Étranges sanctions russes : si les pays de l’UE ont réduit leurs exportations vers la Russie depuis la mise en place des boycotts, les importations en provenance de Russie ont en parallèle augmenté massivement, dans certains pays même de manière à atteindre des pourcentages à trois chiffres.
L’Autriche, par exemple, a importé pour 3,9 milliards d’euros de biens russes entre février et août 2022. Cela représente une augmentation de 139% par rapport à la même période de l’année précédente. Cela signifie que la valeur des importations russes en Autriche a plus que doublé au cours de ces sept mois par rapport à 2021, et ce malgré la détérioration des relations économiques due à la guerre.
L’augmentation a été similaire en Hongrie (+132%) et en Grèce (+142%), et particulièrement forte au Luxembourg (+262%) et en Slovénie (+346%). Les importations russes en Allemagne (+33%) et en Pologne (+24%) ont augmenté dans une moindre mesure, mais toujours de manière significative. Toutefois, les volumes sont déjà élevés dans ces deux pays : l’Allemagne a importé des biens russes pour une valeur de 20,7 milliards d’euros, la Pologne est le deuxième client en Europe avec 10,45 milliards d’euros (bien que la Pologne soit de facto belligérante avec des milliers de volontaires non officiels sur le théâtre ukrainien des opérations !)
Seules la Finlande (-7%), la Lettonie (-8%), l’Estonie (-14%), l’Irlande (-20%), la Lituanie (-25%), le Danemark (-44%) et la Suède (-60%) ont enregistré une baisse des importations en provenance de Russie.
L’évolution est différente de ce que les féroces guerriers économiques occidentaux avaient imaginé. Peu après le début de la guerre en février, la ministre allemande des Affaires étrangères Annalena Baerbock (Verts) a déclaré que les sanctions visaient à « ruiner » l’économie russe. Mais il n’en est pas question. Les sanctions de l’UE ont certes limité les exportations de biens de haute technologie vers la Russie, mais la valeur des importations a fortement augmenté, notamment dans le domaine de l’énergie et d’autres matières premières, c’est-à-dire dans des secteurs de l’économie russe.

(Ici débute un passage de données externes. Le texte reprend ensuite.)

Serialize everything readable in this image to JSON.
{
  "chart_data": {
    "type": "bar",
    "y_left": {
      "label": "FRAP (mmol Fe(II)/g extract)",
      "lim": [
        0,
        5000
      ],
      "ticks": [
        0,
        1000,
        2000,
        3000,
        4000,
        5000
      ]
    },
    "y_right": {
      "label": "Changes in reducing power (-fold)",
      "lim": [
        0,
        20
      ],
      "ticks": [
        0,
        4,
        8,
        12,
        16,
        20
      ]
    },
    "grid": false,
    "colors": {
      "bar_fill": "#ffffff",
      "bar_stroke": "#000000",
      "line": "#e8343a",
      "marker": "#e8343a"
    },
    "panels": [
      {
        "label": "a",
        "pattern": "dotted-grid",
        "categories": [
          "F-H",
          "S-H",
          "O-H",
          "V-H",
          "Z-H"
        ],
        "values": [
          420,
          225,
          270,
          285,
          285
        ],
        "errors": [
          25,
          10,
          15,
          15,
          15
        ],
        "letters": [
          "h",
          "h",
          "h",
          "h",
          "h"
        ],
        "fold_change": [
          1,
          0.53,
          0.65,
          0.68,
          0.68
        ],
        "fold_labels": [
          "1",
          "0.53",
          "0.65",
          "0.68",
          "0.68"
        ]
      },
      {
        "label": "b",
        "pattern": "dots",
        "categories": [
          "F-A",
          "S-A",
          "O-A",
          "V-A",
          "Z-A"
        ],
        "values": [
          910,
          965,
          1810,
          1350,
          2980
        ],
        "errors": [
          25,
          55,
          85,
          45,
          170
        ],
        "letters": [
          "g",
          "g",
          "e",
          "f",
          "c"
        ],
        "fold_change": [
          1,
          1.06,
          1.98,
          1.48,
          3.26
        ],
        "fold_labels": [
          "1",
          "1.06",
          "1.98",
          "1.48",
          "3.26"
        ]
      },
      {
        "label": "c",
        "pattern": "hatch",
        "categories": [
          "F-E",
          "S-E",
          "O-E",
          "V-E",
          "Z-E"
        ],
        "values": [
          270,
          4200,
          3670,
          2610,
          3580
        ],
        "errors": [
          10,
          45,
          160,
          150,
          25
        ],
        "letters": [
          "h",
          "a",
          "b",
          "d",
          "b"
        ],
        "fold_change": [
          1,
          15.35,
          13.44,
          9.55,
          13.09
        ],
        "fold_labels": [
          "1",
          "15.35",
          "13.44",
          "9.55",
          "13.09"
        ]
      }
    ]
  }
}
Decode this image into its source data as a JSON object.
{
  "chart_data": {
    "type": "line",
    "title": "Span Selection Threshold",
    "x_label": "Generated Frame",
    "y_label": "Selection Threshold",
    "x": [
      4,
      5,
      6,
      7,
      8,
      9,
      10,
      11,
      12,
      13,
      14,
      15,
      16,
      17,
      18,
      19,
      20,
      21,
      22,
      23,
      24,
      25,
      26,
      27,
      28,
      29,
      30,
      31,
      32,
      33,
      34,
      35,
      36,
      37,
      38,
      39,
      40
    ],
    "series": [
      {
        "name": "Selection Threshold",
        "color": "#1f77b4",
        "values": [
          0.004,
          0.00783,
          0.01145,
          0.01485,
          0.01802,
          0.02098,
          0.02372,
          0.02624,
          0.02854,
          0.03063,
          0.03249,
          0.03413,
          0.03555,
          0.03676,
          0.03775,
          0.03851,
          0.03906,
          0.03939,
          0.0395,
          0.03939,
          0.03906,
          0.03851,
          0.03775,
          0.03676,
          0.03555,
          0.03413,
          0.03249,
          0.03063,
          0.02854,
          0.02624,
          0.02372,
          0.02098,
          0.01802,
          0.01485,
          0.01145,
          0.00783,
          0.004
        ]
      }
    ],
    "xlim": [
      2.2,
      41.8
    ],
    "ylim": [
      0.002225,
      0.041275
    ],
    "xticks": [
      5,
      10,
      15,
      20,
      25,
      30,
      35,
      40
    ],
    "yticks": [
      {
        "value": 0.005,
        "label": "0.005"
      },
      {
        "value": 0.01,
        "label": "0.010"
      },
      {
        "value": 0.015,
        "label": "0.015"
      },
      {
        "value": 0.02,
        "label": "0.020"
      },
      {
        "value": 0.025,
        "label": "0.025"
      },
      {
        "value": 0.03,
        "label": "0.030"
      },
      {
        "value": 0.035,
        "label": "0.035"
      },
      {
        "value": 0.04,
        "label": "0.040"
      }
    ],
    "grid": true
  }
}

67% des marchandises échangées avec la Russie sont des combustibles, du gaz et d’autres matériaux connexes. Les économies européennes ne peuvent pas s’en passer dans la mesure souhaitée. La raison de l’augmentation globale de la valeur des importations est principalement due à l’explosion des prix du gaz.
La valeur mensuelle des importations a atteint un pic en mars, puis a diminué régulièrement, pour revenir en octobre à son niveau d’avant la crise – en raison de la hausse massive des prix entre-temps. Le commerce dans d’autres secteurs a généralement diminué, mais pas autant que prévu.
La Russie a particulièrement profité des goulets d’étranglement au milieu de la crise énergétique. Pour faire baisser les prix, l’Europe aurait dû augmenter l’offre d’énergie. Si les prix du gaz baissent à nouveau, c’est principalement en raison du temps doux et de la baisse de la demande en Europe. La deuxième raison est importante : elle indique que la désindustrialisation des sites économiques européens, redoutée par de nombreux experts, a déjà commencé – ce qui signifie qu’un nombre significatif d’entreprises auraient soit réduit, soit complètement arrêté leur production.